Le leadership des femmes : qu’est-ce que les données ont à voir avec cela ?
Par Martha Flynn, conseillère en politiques et en plaidoyer, Equal Measures 2030
Cette semaine est marquée par le Forum mondial de Reykjavik – la rencontre de femmes et de leaders féministes du monde entier appartenant à tous les secteurs, soucieuses de débattre de ce qu’elles peuvent faire ensemble pour construire un monde plus équitable. Celles et ceux qui assisteront au Forum cette semaine, et bon nombre d’entre vous lisant ces lignes, ne savent que trop bien le rôle joué par le leadership et par la représentation des femmes : il s’agit de la pierre angulaire de l’égalité de genre. Thème un peu moins abordé toutefois, l’importance des données pour faire avancer cette question constitue un point de discussion essentiel.
Les données permettent de mettre au jour les domaines dans lesquels nous progressons en termes de représentation et de leadership féminins, en nous aidant à repérer les pionnières et à savoir ce qu’il est nécessaire de faire pour que des progrès radicaux soient possibles. Les données ont montré comment, par exemple, l’introduction de quotas électoraux au Sénégal a permis une représentation accrue des femmes à l’Assemblée nationale, puisque de 23 % en 2010, elle est passée à 43 % en 2020.
Les données peuvent également nous indiquer où nous prenons du retard et où nous devons faire pression pour accélérer le changement.

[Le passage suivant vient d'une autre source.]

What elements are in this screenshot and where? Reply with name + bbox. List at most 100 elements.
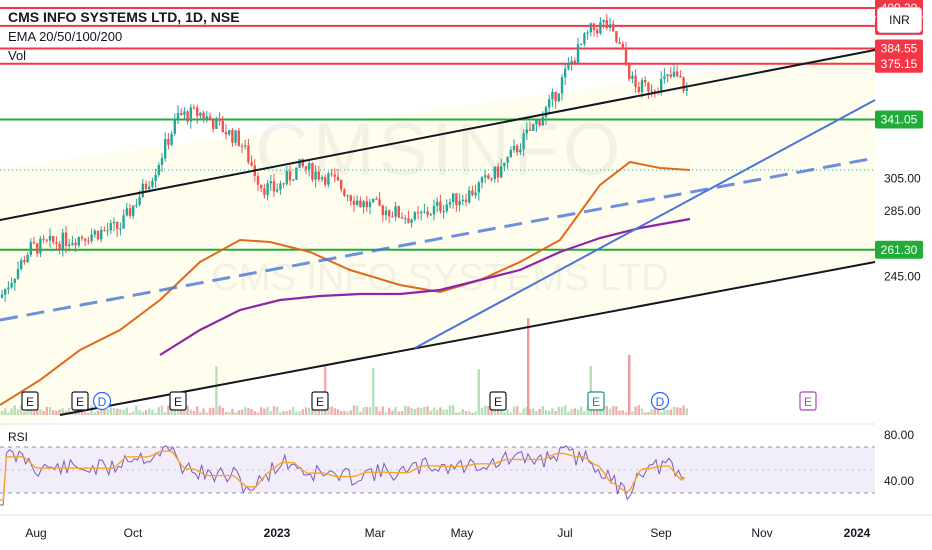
volume-bar [468,411,471,415]
candle-body [64,232,68,246]
volume-bar [42,410,45,415]
candle-body [500,166,503,178]
volume-bar [413,408,416,415]
channel-lower-line [59,261,876,416]
candle-body [42,238,45,240]
volume-bar [432,407,436,415]
candle-body [26,254,29,263]
ema-legend[interactable]: EMA 20/50/100/200 [8,29,123,44]
symbol-title[interactable]: CMS INFO SYSTEMS LTD, 1D, NSE [8,9,240,25]
volume-bar [192,411,196,415]
volume-bar [39,409,42,415]
candle-body [586,32,589,34]
volume-bar [244,407,247,415]
volume-bar [74,406,77,415]
candle-body [388,210,391,217]
time-tick-label: Jul [557,526,572,540]
channel-upper-line [0,49,876,221]
price-level-box [875,39,923,58]
candle-body [23,260,26,263]
candle-body [84,238,87,241]
volume-bar [391,410,394,415]
volume-bar [541,405,544,415]
candle-body [208,116,212,121]
earnings-marker[interactable]: E [169,391,187,411]
volume-bar [372,367,375,415]
candle-body [135,204,138,206]
volume-bar [551,408,554,415]
earnings-marker[interactable]: E [21,391,39,411]
candle-body [20,260,23,270]
candle-body [288,171,292,181]
candle-body [381,205,384,216]
volume-bar [58,409,61,415]
candle-body [266,183,269,195]
candle-body [112,221,116,224]
candle-body [336,176,340,181]
candle-body [74,242,77,246]
volume-bar [378,411,381,415]
candle-body [269,181,272,184]
time-tick-label: Nov [751,526,772,540]
candle-body [330,173,333,175]
volume-legend[interactable]: Vol [8,48,27,63]
candle-body [324,177,327,185]
event-marker-text: E [316,395,324,409]
volume-bar [352,405,356,415]
support-trendline [414,99,876,349]
candle-body [128,208,132,216]
candle-body [669,74,672,77]
volume-bar [487,406,490,415]
candle-body [560,77,564,94]
currency-button[interactable]: INR [877,7,922,33]
price-tick-label: 245.00 [884,269,921,283]
volume-bar [599,406,602,415]
event-marker-shape [311,391,329,411]
candle-body [461,199,464,202]
candle-body [375,198,378,200]
volume-bar [589,365,592,415]
volume-bar [522,408,525,415]
earnings-marker[interactable]: E [489,391,507,411]
candle-body [487,175,490,179]
candle-body [420,212,423,214]
candle-body [448,201,452,205]
volume-bar [212,407,215,415]
candle-body [234,130,237,143]
volume-bar [112,407,116,415]
event-marker-text: E [76,395,84,409]
rsi-label[interactable]: RSI [8,430,29,444]
dividend-marker[interactable]: D [92,391,112,411]
candle-body [71,242,74,245]
candle-body [621,43,624,50]
candle-body [538,120,541,126]
volume-bar [397,411,400,415]
price-level-box [875,240,923,259]
candle-body [644,80,647,83]
dividend-marker[interactable]: D [650,391,670,411]
candle-body [205,116,208,119]
earnings-marker[interactable]: E [799,391,817,411]
candle-body [576,44,580,63]
event-marker-shape [587,391,605,411]
candle-body [160,158,164,165]
candle-body [68,244,71,246]
earnings-marker[interactable]: E [311,391,329,411]
candle-body [573,60,576,63]
volume-bar [605,405,608,415]
earnings-marker[interactable]: E [71,391,89,411]
rsi-band-fill [0,447,875,493]
volume-bar [125,407,128,415]
volume-bar [157,407,160,415]
candle-body [589,23,592,33]
volume-bar [253,411,256,415]
volume-bar [148,408,151,415]
event-marker-shape [650,391,670,411]
earnings-marker[interactable]: E [587,391,605,411]
volume-bar [128,412,132,415]
candle-body [263,188,266,195]
candle-body [48,236,52,241]
volume-bar [234,412,237,415]
candle-body [151,180,154,187]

À titre d’illustration, l’étude d’EM2030 Cap sur l’égalité de genre, menée début 2020, a permis de découvrir que 77 millions de femmes et de filles vivent dans des pays où il n’y a aucune femme ministre. Elle a également mis en lumière les écarts significatifs dans la représentation et le leadership des femmes dans d’autres domaines importants : nous savons que les femmes ne représentent que 24 % des groupes de travail réfléchissant au thème de la pandémie de Covid-19 dans le monde, et que 8 % des PDG dans les entreprises de la liste Fortune 500, et aussi qu’ aucune femme n’a encore été élue Secrétaire générale de l’ONU. Ce manque de représentation traduit non seulement l’inégalité de genre en elle-même, mais contribue aussi à l’approfondir : un nombre croissant d’études ont démontré de quelle façon les déséquilibres entre hommes et femmes dans le secteur de l’IA peuvent conduire à des algorithmes biaisés qui nuisent aux femmes, et à leur accès par exemple au crédit et à l’emploi.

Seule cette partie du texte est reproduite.